Bud Utility © 2006, Derek Parnell, Melbourne
(table of contents)

Topic: Automatic build number

Automatically incremented build numbering for Modules You can optionally specify that the build utility automatically increments a build number for any module. You do this by supplying a single line in your source code in the form ...
private import <modulename>_bn;
Typically this line is placed immediately after the source file's module statement, but that is not strictly necessary. By having this line in your code, build then uses a file with the suffix "_bn.d" to maintain the current build number for the <modulename>. Note that build will create this file if it doesn't exist. Also note that build will update this file whenever the module file has been updated or its object file needs to be rebuilt, so you really shouldn't modify it manually. Any manual changes will be deleted by build.

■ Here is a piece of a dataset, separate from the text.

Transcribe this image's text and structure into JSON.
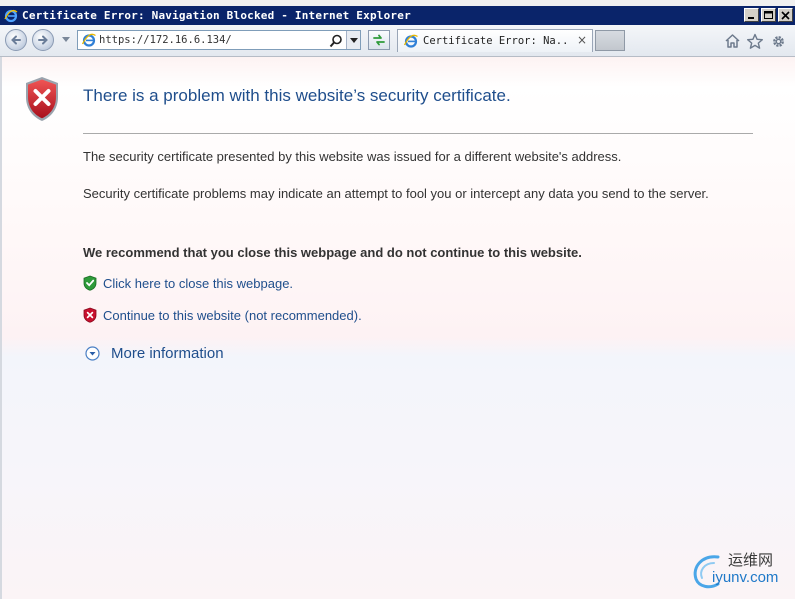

Example: If your module is called "parser.d" you would have the lines ...

module parser;
private import parser_bn;
You can access the build number from within the module thus ...
writefln("The application build number is %d", auto_build_number);
You can access the build numbers of other modules in you application by importing the appropriate file and prefixing the references with the module names.

Example:

module parser;  /// This module's name.
private import parser_bn;   /// This module's B/N
private import tokenizer_bn; /// Another module's B/N
. . .
writefln("Builds...");
writefln("  Parser %d", parser_bn.auto_build_number);
writefln("  Tokens %d", tokenizer_bn.auto_build_number);
The "_bn.d" file created by build for this module would look like ...
module parser_bn;
/// This file is automatically maintained by the Bud utility,
/// Please refrain from manually editing it.
long auto_build_number = 77;
Of course the number 77 is just an example. This number would actually start at 1 and increment whenever Bud needed to create a new object file for the module.